Sometimes the shift is a small change of form within the medium. I'm still watching the evolution of video story-telling. When you sit down and watch an entire "season" of Stranger Things, that's not like watching a series in weekly episodes, and it's not like watching a movie. I think we're living through the invention of the screen equivalent of a novel.
There are also shifts of medium that turn out to be dead ends. Film strips were going to revolutionize story telling (and education) except that they mostly didn't. They destroyed most of the old vocabulary, but did not provide any new vocabulary that was particularly helpful. Ditto for quadrophonic stereo and 3D television. E-books are still thrashing around, but mostly they seem to have destroyed a bunch of old vocabulary and offer nothing new except being compact. Include on the dead end list the early versions of tele-learning. Point a camera, hook up a microphone, do it again on the other end, try to make the phone call, hope that what comes across is intelligible.
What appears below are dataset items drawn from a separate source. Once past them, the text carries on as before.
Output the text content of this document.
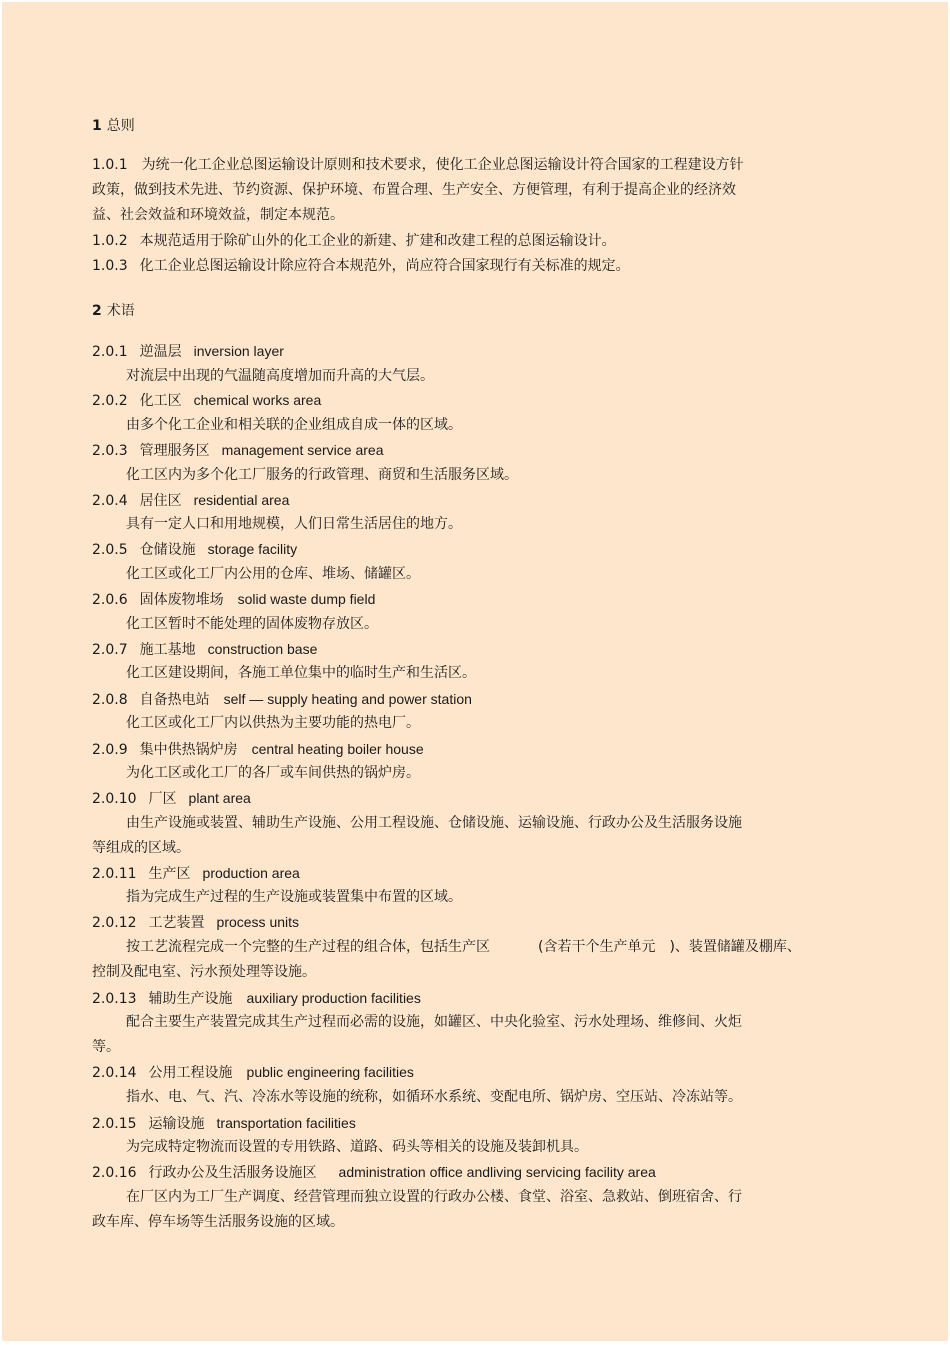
1 总则
1.0.1 为统一化工企业总图运输设计原则和技术要求，使化工企业总图运输设计符合国家的工程建设方针
政策，做到技术先进、节约资源、保护环境、布置合理、生产安全、方便管理，有利于提高企业的经济效
益、社会效益和环境效益，制定本规范。
1.0.2 本规范适用于除矿山外的化工企业的新建、扩建和改建工程的总图运输设计。
1.0.3 化工企业总图运输设计除应符合本规范外，尚应符合国家现行有关标准的规定。
2 术语
2.0.1 逆温层 inversion layer
对流层中出现的气温随高度增加而升高的大气层。
2.0.2 化工区 chemical works area
由多个化工企业和相关联的企业组成自成一体的区域。
2.0.3 管理服务区 management service area
化工区内为多个化工厂服务的行政管理、商贸和生活服务区域。
2.0.4 居住区 residential area
具有一定人口和用地规模，人们日常生活居住的地方。
2.0.5 仓储设施 storage facility
化工区或化工厂内公用的仓库、堆场、储罐区。
2.0.6 固体废物堆场 solid waste dump field
化工区暂时不能处理的固体废物存放区。
2.0.7 施工基地 construction base
化工区建设期间，各施工单位集中的临时生产和生活区。
2.0.8 自备热电站 self — supply heating and power station
化工区或化工厂内以供热为主要功能的热电厂。
2.0.9 集中供热锅炉房 central heating boiler house
为化工区或化工厂的各厂或车间供热的锅炉房。
2.0.10 厂区 plant area
由生产设施或装置、辅助生产设施、公用工程设施、仓储设施、运输设施、行政办公及生活服务设施
等组成的区域。
2.0.11 生产区 production area
指为完成生产过程的生产设施或装置集中布置的区域。
2.0.12 工艺装置 process units
按工艺流程完成一个完整的生产过程的组合体，包括生产区	(含若干个生产单元 )、装置储罐及棚库、
控制及配电室、污水预处理等设施。
2.0.13 辅助生产设施 auxiliary production facilities
配合主要生产装置完成其生产过程而必需的设施，如罐区、中央化验室、污水处理场、维修间、火炬
等。
2.0.14 公用工程设施 public engineering facilities
指水、电、气、汽、冷冻水等设施的统称，如循环水系统、变配电所、锅炉房、空压站、冷冻站等。
2.0.15 运输设施 transportation facilities
为完成特定物流而设置的专用铁路、道路、码头等相关的设施及装卸机具。
2.0.16 行政办公及生活服务设施区 administration office andliving servicing facility area
在厂区内为工厂生产调度、经营管理而独立设置的行政办公楼、食堂、浴室、急救站、倒班宿舍、行
政车库、停车场等生活服务设施的区域。
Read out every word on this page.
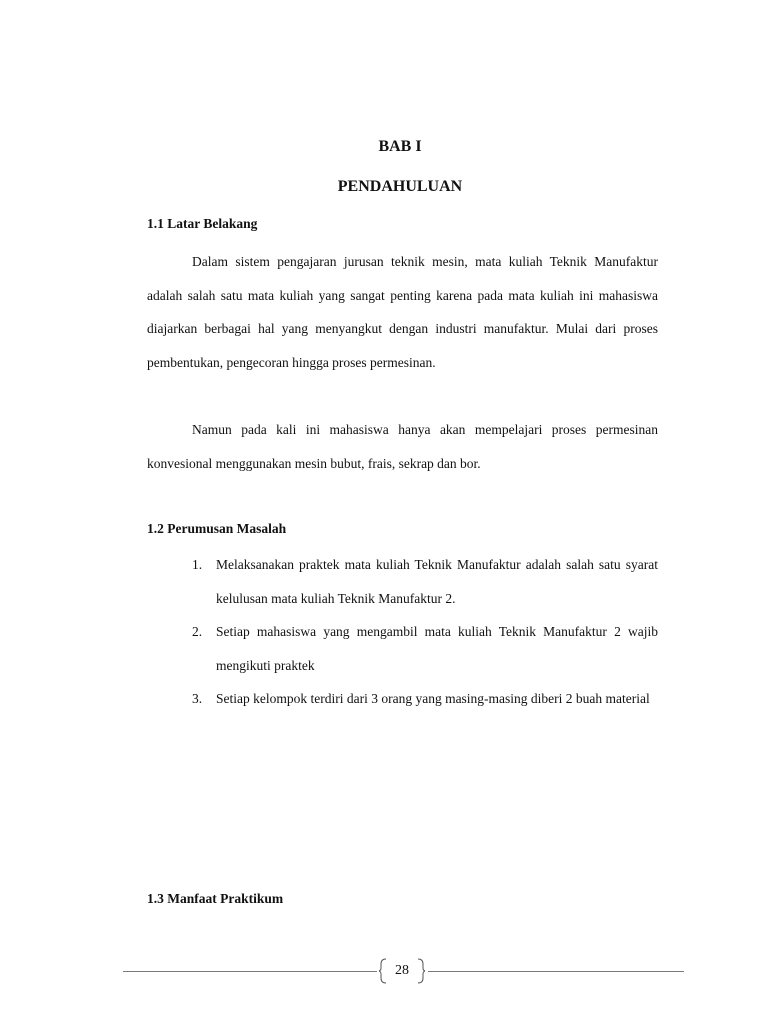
BAB I
PENDAHULUAN
1.1 Latar Belakang

Dalam sistem pengajaran jurusan teknik mesin, mata kuliah Teknik Manufaktur adalah salah satu mata kuliah yang sangat penting karena pada mata kuliah ini mahasiswa diajarkan berbagai hal yang menyangkut dengan industri manufaktur. Mulai dari proses pembentukan, pengecoran hingga proses permesinan.

Namun pada kali ini mahasiswa hanya akan mempelajari proses permesinan konvesional menggunakan mesin bubut, frais, sekrap dan bor.

1.2 Perumusan Masalah
1. Melaksanakan praktek mata kuliah Teknik Manufaktur adalah salah satu syarat kelulusan mata kuliah Teknik Manufaktur 2.
2. Setiap mahasiswa yang mengambil mata kuliah Teknik Manufaktur 2 wajib mengikuti praktek
3. Setiap kelompok terdiri dari 3 orang yang masing-masing diberi 2 buah material
1.3 Manfaat Praktikum
28
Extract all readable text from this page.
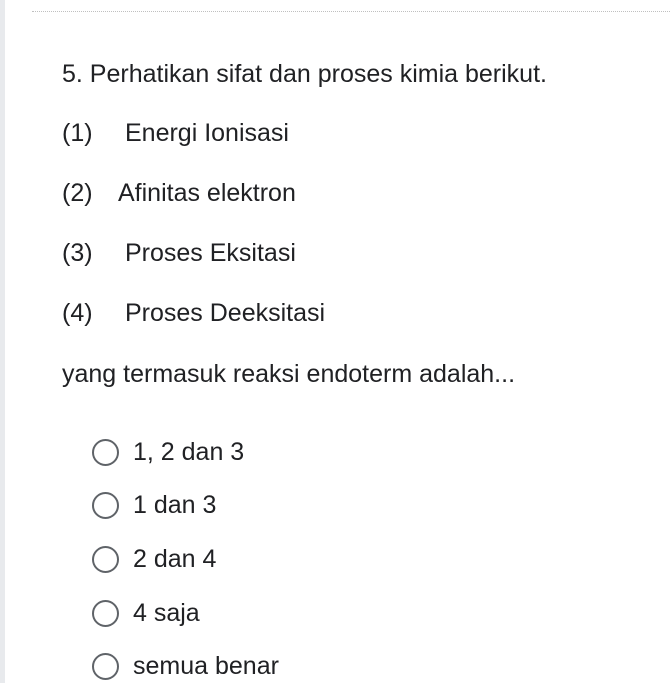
5. Perhatikan sifat dan proses kimia berikut.
(1) Energi Ionisasi
(2) Afinitas elektron
(3) Proses Eksitasi
(4) Proses Deeksitasi
yang termasuk reaksi endoterm adalah...
1, 2 dan 3
1 dan 3
2 dan 4
4 saja
semua benar
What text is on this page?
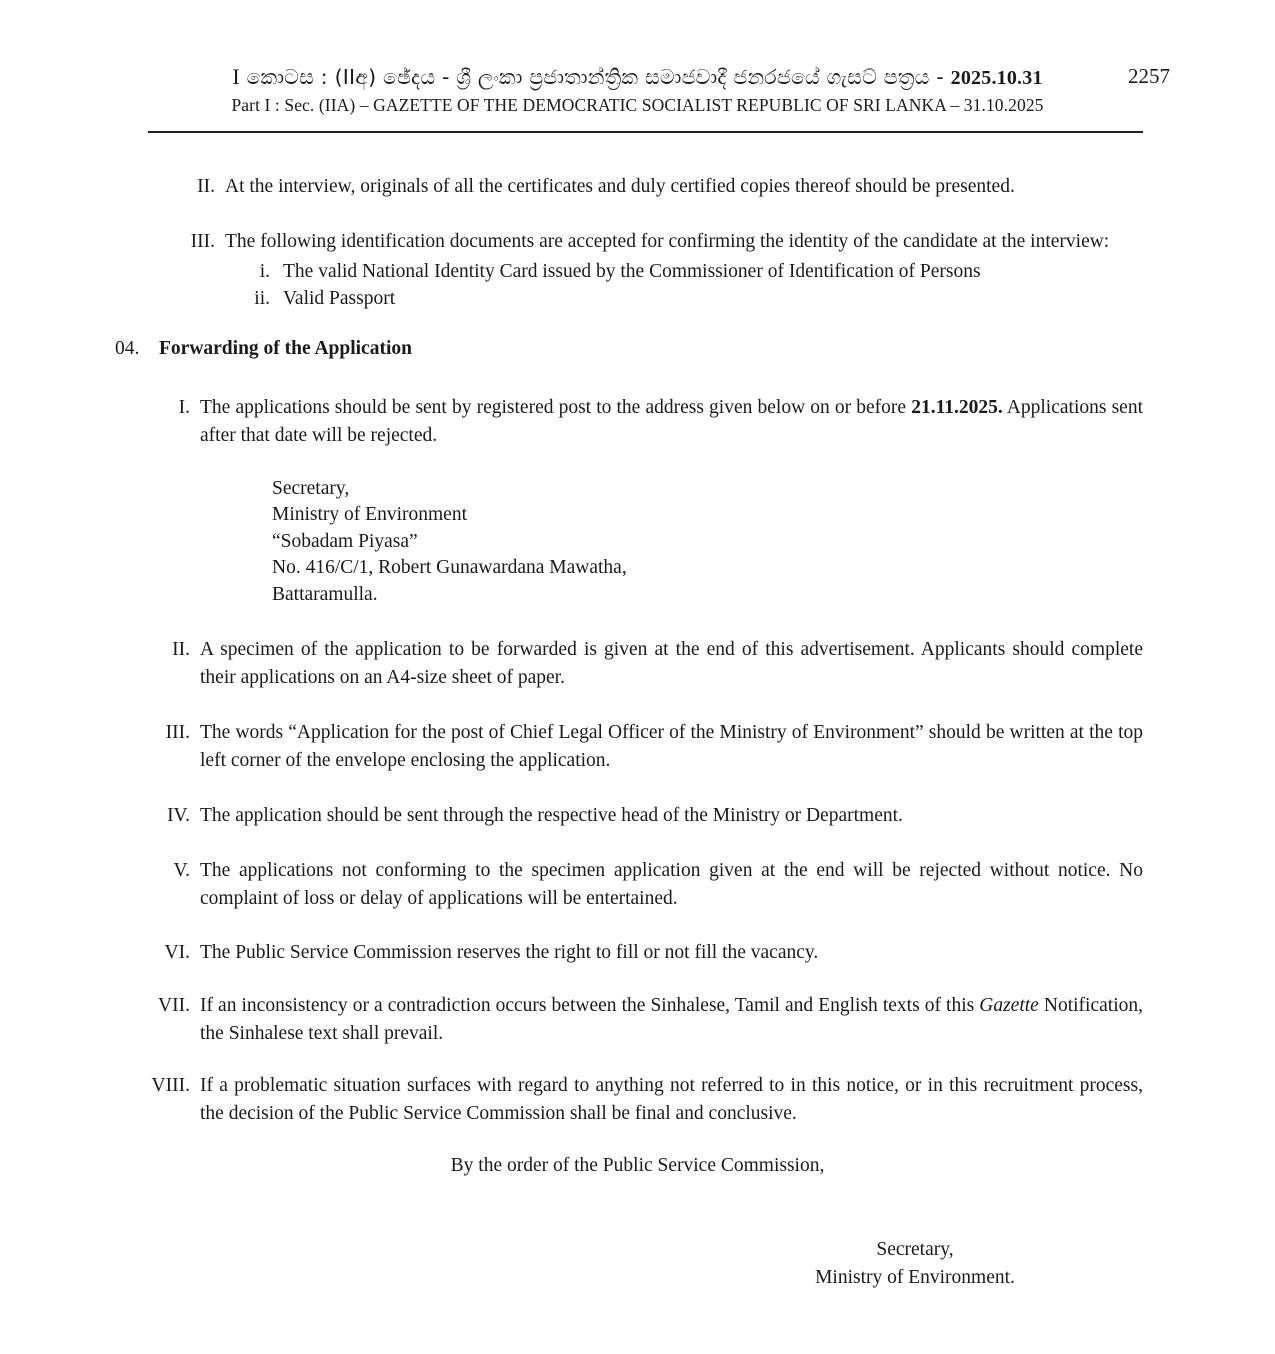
I කොටස : (IIඅ) ඡේදය - ශ්‍රී ලංකා ප්‍රජාතාන්ත්‍රික සමාජවාදී ජනරජයේ ගැසට් පත්‍රය - 2025.10.31	2257
Part I : Sec. (IIA) – GAZETTE OF THE DEMOCRATIC SOCIALIST REPUBLIC OF SRI LANKA – 31.10.2025
II. At the interview, originals of all the certificates and duly certified copies thereof should be presented.
III. The following identification documents are accepted for confirming the identity of the candidate at the interview:
i. The valid National Identity Card issued by the Commissioner of Identification of Persons
ii. Valid Passport
04.	Forwarding of the Application
I. The applications should be sent by registered post to the address given below on or before 21.11.2025. Applications sent after that date will be rejected.
Secretary,
Ministry of Environment
“Sobadam Piyasa”
No. 416/C/1, Robert Gunawardana Mawatha,
Battaramulla.
II. A specimen of the application to be forwarded is given at the end of this advertisement. Applicants should complete their applications on an A4-size sheet of paper.
III. The words “Application for the post of Chief Legal Officer of the Ministry of Environment” should be written at the top left corner of the envelope enclosing the application.
IV. The application should be sent through the respective head of the Ministry or Department.
V. The applications not conforming to the specimen application given at the end will be rejected without notice. No complaint of loss or delay of applications will be entertained.
VI. The Public Service Commission reserves the right to fill or not fill the vacancy.
VII. If an inconsistency or a contradiction occurs between the Sinhalese, Tamil and English texts of this Gazette Notification, the Sinhalese text shall prevail.
VIII. If a problematic situation surfaces with regard to anything not referred to in this notice, or in this recruitment process, the decision of the Public Service Commission shall be final and conclusive.
By the order of the Public Service Commission,
Secretary,
Ministry of Environment.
Online instruction is still trying to prove itself; mostly it adds some new tools to a pre-existing classroom, but obliterates so much of the old teaching vocabulary--particularly all the parts related to a personal human touch-- while providing very little new in return. It tells us something that the cyberschools, who have theoretically working on the problem for years, appear to have largely failed to crack the code. I'm not convinced, but maybe in a decade I'll be cyber-eating my e-words.
In the meantime, the vocabulary is so different that it requires any class to be redesigned from the bottom up. Trying to just shift by doing what you always do, but doing it over a computer, is like trying to translate a English language speech for a Japanese audience by just doing the same speech slower and louder.
Hardly anybody is getting enough time to do this properly, to get their shift together. But it will be helpful to be clear about what is happening-- not homeschooling, not distance learning, not online school, but a quick-baked crisis school that represents the best you can do under unprecedented rough conditions.